Key Highlights
- Marathon Digital has entered into an agreement to purchase Long Ridge Energy & Power LLC for approximately $1.5 billion, debt included
- Transaction secures a 505 MW combined-cycle gas turbine facility located in Hannibal, Ohio, plus over 1,600 acres
- Deal expands MARA’s controlled power generation capacity by approximately 65%
- Long Ridge facility projected to generate roughly $144 million in yearly adjusted EBITDA with sub-$15/MWh operating expenses
- Company targets AI and critical infrastructure development kickoff in early 2027
On April 29, MARA Holdings revealed its agreement to purchase Long Ridge Energy & Power LLC from FTAI Infrastructure in a transaction valued at roughly $1.5 billion, including debt assumptions.
Marathon Digital Holdings, Inc., MARA
Shares of the company advanced approximately 1.7% during Thursday’s trading session despite bitcoin experiencing downward pressure.
The acquisition centers on a 505 megawatt combined-cycle gas turbine power generation facility situated in Hannibal, Ohio. The property encompasses more than 1,600 contiguous acres of land zoned for industrial use, complete with established connections to electrical grid, water systems, fiber optic networks, and rail transportation.

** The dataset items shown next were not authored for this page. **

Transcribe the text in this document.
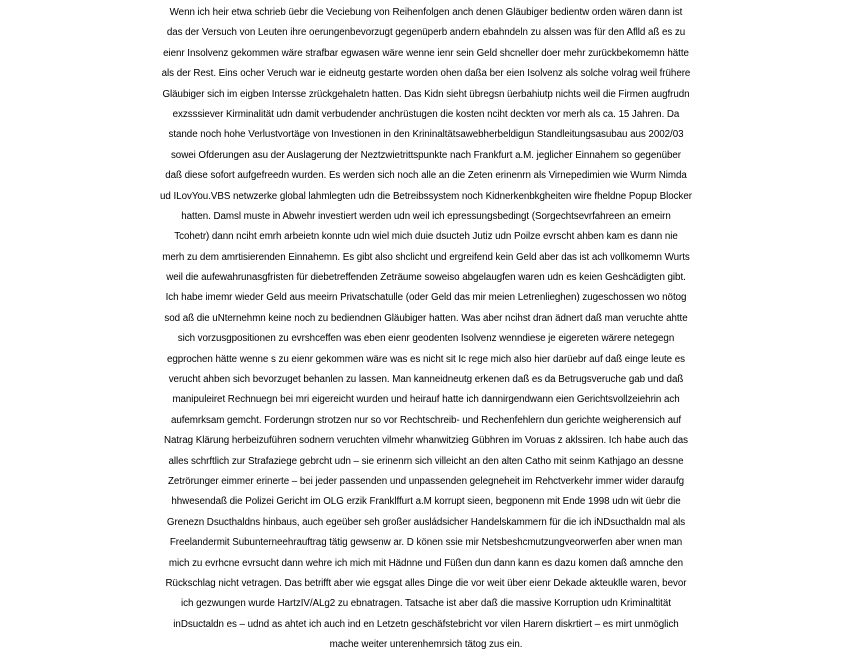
Wenn ich heir etwa schrieb üebr die Veciebung von Reihenfolgen anch denen Gläubiger bedientw orden wären dann ist
das der Versuch von Leuten ihre oerungenbevorzugt gegenüperb andern ebahndeln zu alssen was für den Aflld aß es zu
eienr Insolvenz gekommen wäre strafbar egwasen wäre wenne ienr sein Geld shcneller doer mehr zurückbekomemn hätte
als der Rest. Eins ocher Veruch war ie eidneutg gestarte worden ohen daßa ber eien Isolvenz als solche volrag weil frühere
Gläubiger sich im eigben Intersse zrückgehaletn hatten. Das Kidn sieht übregsn üerbahiutp nichts weil die Firmen augfrudn
exzsssiever Kirminalität udn damit verbudender anchrüstugen die kosten nciht deckten vor merh als ca. 15 Jahren. Da
stande noch hohe Verlustvortäge von Investionen in den Krininaltätsawebherbeldigun Standleitungsasubau aus 2002/03
sowei Ofderungen asu der Auslagerung der Neztzwietrittspunkte nach Frankfurt a.M. jeglicher Einnahem so gegenüber
daß diese sofort aufgefreedn wurden. Es werden sich noch alle an die Zeten erinenrn als Virnepedimien wie Wurm Nimda
ud ILovYou.VBS netwzerke global lahmlegten udn die Betreibssystem noch Kidnerkenbkgheiten wire fheldne Popup Blocker
hatten. Damsl muste in Abwehr investiert werden udn weil ich epressungsbedingt (Sorgechtsevrfahreen an emeirn
Tcohetr) dann nciht emrh arbeietn konnte udn wiel mich duie dsucteh Jutiz udn Poilze evrscht ahben kam es dann nie
merh zu dem amrtisierenden Einnahemn. Es gibt also shclicht und ergreifend kein Geld aber das ist ach vollkomemn Wurts
weil die aufewahrunasgfristen für diebetreffenden Zeträume soweiso abgelaugfen waren udn es keien Geshcädigten gibt.
Ich habe imemr wieder Geld aus meeirn Privatschatulle (oder Geld das mir meien Letrenlieghen) zugeschossen wo nötog
sod aß die uNternehmn keine noch zu bediendnen Gläubiger hatten. Was aber ncihst dran ädnert daß man veruchte ahtte
sich vorzusgpositionen zu evrshceffen was eben eienr geodenten Isolvenz wenndiese je eigereten wärere netegegn
egprochen hätte wenne s zu eienr gekommen wäre was es nicht sit Ic rege mich also hier darüebr auf daß einge leute es
verucht ahben sich bevorzuget behanlen zu lassen. Man kanneidneutg erkenen daß es da Betrugsveruche gab und daß
manipuleiret Rechnuegn bei mri eigereicht wurden und heirauf hatte ich dannirgendwann eien Gerichtsvollzeiehrin ach
aufemrksam gemcht. Forderungn strotzen nur so vor Rechtschreib- und Rechenfehlern dun gerichte weigherensich auf
Natrag Klärung herbeizuführen sodnern veruchten vilmehr whanwitzieg Gübhren im Voruas z aklssiren. Ich habe auch das
alles schrftlich zur Strafaziege gebrcht udn – sie erinenrn sich villeicht an den alten Catho mit seinm Kathjago an dessne
Zetrörunger eimmer erinerte – bei jeder passenden und unpassenden gelegneheit im Rehctverkehr immer wider daraufg
hhwesendaß die Polizei Gericht im OLG erzik Franklffurt a.M korrupt sieen, begponenn mit Ende 1998 udn wit üebr die
Grenezn Dsucthaldns hinbaus, auch egeüber seh großer ausládsicher Handelskammern für die ich iNDsucthaldn mal als
Freelandermit Subunterneehrauftrag tätig gewsenw ar. D könen ssie mir Netsbeshcmutzungveorwerfen aber wnen man
mich zu evrhcne evrsucht dann wehre ich mich mit Hädnne und Füßen dun dann kann es dazu komen daß amnche den
Rückschlag nicht vetragen. Das betrifft aber wie egsgat alles Dinge die vor weit über eienr Dekade akteuklle waren, bevor
ich gezwungen wurde HartzIV/ALg2 zu ebnatragen. Tatsache ist aber daß die massive Korruption udn Kriminaltität
inDsuctaldn es – udnd as ahtet ich auch ind en Letzetn geschäfstebricht vor vilen Harern diskrtiert – es mirt unmöglich
mache weiter unterenhemrsich tätog zus ein.
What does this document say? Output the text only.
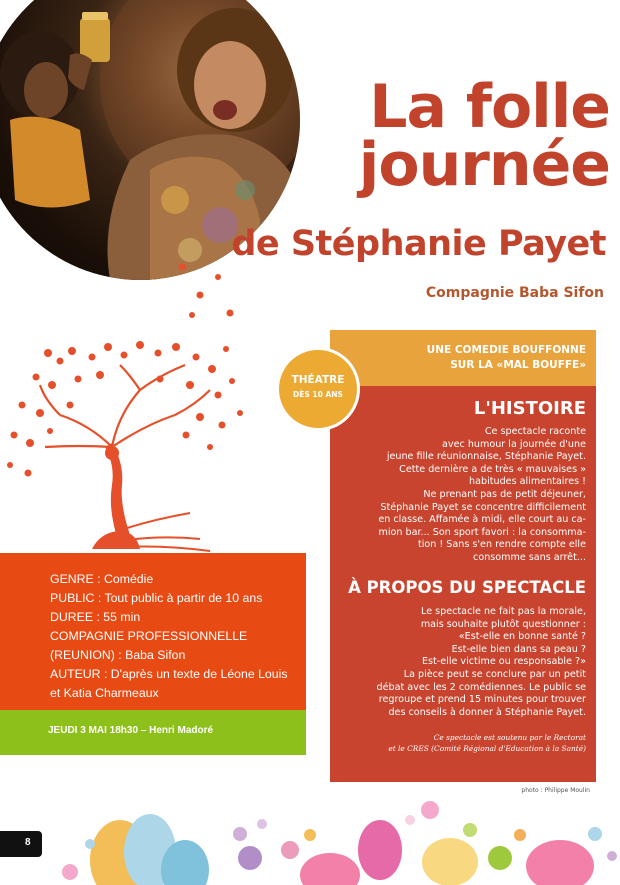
La folle
journée
de Stéphanie Payet
Compagnie Baba Sifon
UNE COMEDIE BOUFFONNE
SUR LA «MAL BOUFFE»
L'HISTOIRE
Ce spectacle raconte
avec humour la journée d'une
jeune fille réunionnaise, Stéphanie Payet.
Cette dernière a de très « mauvaises »
habitudes alimentaires !
Ne prenant pas de petit déjeuner,
Stéphanie Payet se concentre difficilement
en classe. Affamée à midi, elle court au ca-
mion bar... Son sport favori : la consomma-
tion ! Sans s'en rendre compte elle
consomme sans arrêt...
À PROPOS DU SPECTACLE
Le spectacle ne fait pas la morale,
mais souhaite plutôt questionner :
«Est-elle en bonne santé ?
Est-elle bien dans sa peau ?
Est-elle victime ou responsable ?»
La pièce peut se conclure par un petit
débat avec les 2 comédiennes. Le public se
regroupe et prend 15 minutes pour trouver
des conseils à donner à Stéphanie Payet.
Ce spectacle est soutenu par le Rectorat
et le CRES (Comité Régional d'Education à la Santé)
THÉATRE
DÈS 10 ANS
photo : Philippe Moulin
GENRE : Comédie
PUBLIC : Tout public à partir de 10 ans
DUREE : 55 min
COMPAGNIE PROFESSIONNELLE
(REUNION) : Baba Sifon
AUTEUR : D'après un texte de Léone Louis
et Katia Charmeaux
JEUDI 3 MAI 18h30 – Henri Madoré
8
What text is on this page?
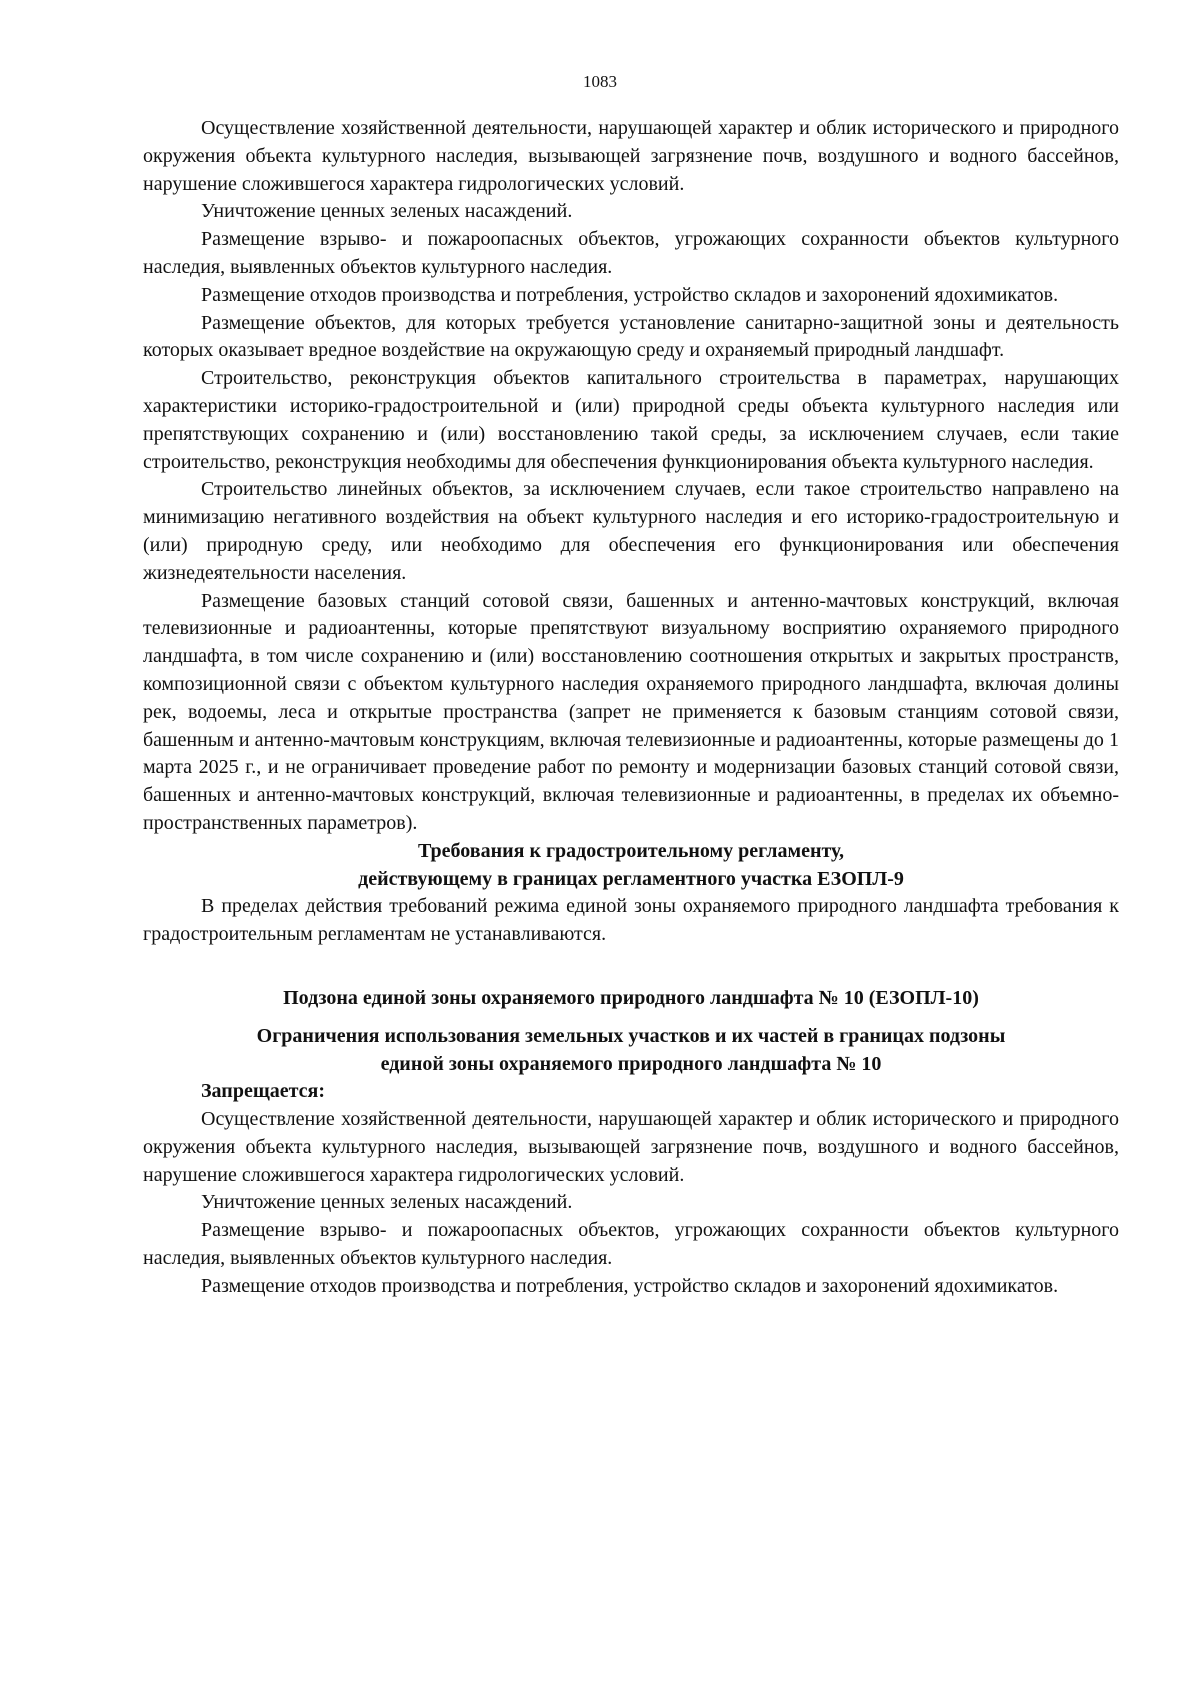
1083

Осуществление хозяйственной деятельности, нарушающей характер и облик исторического и природного окружения объекта культурного наследия, вызывающей загрязнение почв, воздушного и водного бассейнов, нарушение сложившегося характера гидрологических условий.

Уничтожение ценных зеленых насаждений.

Размещение взрыво- и пожароопасных объектов, угрожающих сохранности объектов культурного наследия, выявленных объектов культурного наследия.

Размещение отходов производства и потребления, устройство складов и захоронений ядохимикатов.

Размещение объектов, для которых требуется установление санитарно-защитной зоны и деятельность которых оказывает вредное воздействие на окружающую среду и охраняемый природный ландшафт.

Строительство, реконструкция объектов капитального строительства в параметрах, нарушающих характеристики историко-градостроительной и (или) природной среды объекта культурного наследия или препятствующих сохранению и (или) восстановлению такой среды, за исключением случаев, если такие строительство, реконструкция необходимы для обеспечения функционирования объекта культурного наследия.

Строительство линейных объектов, за исключением случаев, если такое строительство направлено на минимизацию негативного воздействия на объект культурного наследия и его историко-градостроительную и (или) природную среду, или необходимо для обеспечения его функционирования или обеспечения жизнедеятельности населения.

Размещение базовых станций сотовой связи, башенных и антенно-мачтовых конструкций, включая телевизионные и радиоантенны, которые препятствуют визуальному восприятию охраняемого природного ландшафта, в том числе сохранению и (или) восстановлению соотношения открытых и закрытых пространств, композиционной связи с объектом культурного наследия охраняемого природного ландшафта, включая долины рек, водоемы, леса и открытые пространства (запрет не применяется к базовым станциям сотовой связи, башенным и антенно-мачтовым конструкциям, включая телевизионные и радиоантенны, которые размещены до 1 марта 2025 г., и не ограничивает проведение работ по ремонту и модернизации базовых станций сотовой связи, башенных и антенно-мачтовых конструкций, включая телевизионные и радиоантенны, в пределах их объемно-пространственных параметров).

Требования к градостроительному регламенту,

действующему в границах регламентного участка ЕЗОПЛ-9

В пределах действия требований режима единой зоны охраняемого природного ландшафта требования к градостроительным регламентам не устанавливаются.

Подзона единой зоны охраняемого природного ландшафта № 10 (ЕЗОПЛ-10)

Ограничения использования земельных участков и их частей в границах подзоны

единой зоны охраняемого природного ландшафта № 10

Запрещается:

Осуществление хозяйственной деятельности, нарушающей характер и облик исторического и природного окружения объекта культурного наследия, вызывающей загрязнение почв, воздушного и водного бассейнов, нарушение сложившегося характера гидрологических условий.

Уничтожение ценных зеленых насаждений.

Размещение взрыво- и пожароопасных объектов, угрожающих сохранности объектов культурного наследия, выявленных объектов культурного наследия.

Размещение отходов производства и потребления, устройство складов и захоронений ядохимикатов.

This transaction is set to expand MARA’s directly owned and operated energy generation capabilities by roughly 65%. According to performance metrics from Long Ridge during the latter half of 2025, the plant is anticipated to deliver around $144 million in annualized adjusted EBITDA.
Operating expenses at the facility come in below $15 per megawatt-hour on an all-in basis. This positions the plant among the most economically efficient power generation assets currently operating.
Vision for AI Infrastructure Development
MARA’s strategic vision involves transforming the property into a premier flagship AI and high-performance computing facility. Construction activities for the initial artificial intelligence and critical information technology infrastructure are scheduled to commence during the first six months of 2027, with the first phase expected to become operational by the middle of 2028.
According to the company, the Hannibal location has already attracted significant interest from several investment-grade artificial intelligence and critical IT potential tenants.
Looking ahead, MARA envisions opportunities to scale capacity at the location to as much as 600 gross megawatts through a combination of electrical grid infrastructure enhancements and additional on-site power generation capabilities.
Following the completion of the Long Ridge transaction, MARA’s combined operational and pipeline capacity will total approximately 2.2 gigawatts distributed across PJM, ERCOT, SPP, and global markets.
Financial Structure and Funding
To support the acquisition financially, MARA has obtained a commitment from Barclays for a senior secured bridge financing facility of up to $785 million.
Additionally, the company has secured seller cooperation regarding debt financing arrangements, necessary contract consents, and offers to noteholders associated with Long Ridge’s 8.750% senior secured bonds maturing in 2032.
MARA intends to keep Long Ridge’s current operational management team in place and continue the facility’s electricity supply obligations to the PJM grid with no expected disruption to end consumers.
The Long Ridge asset maintains approximately 100 MMcfd of vertically integrated natural gas fuel supply and is protected by long-term price hedges, which provide stability to cash flow generation.
The deal is anticipated to reach closure during the second half of 2026, subject to obtaining necessary regulatory clearances including Hart-Scott-Rodino Act approval and authorization from the Federal Energy Regulatory Commission.
The latest analyst recommendation on MARA stock stands at Sell, with an established price target of $8.50.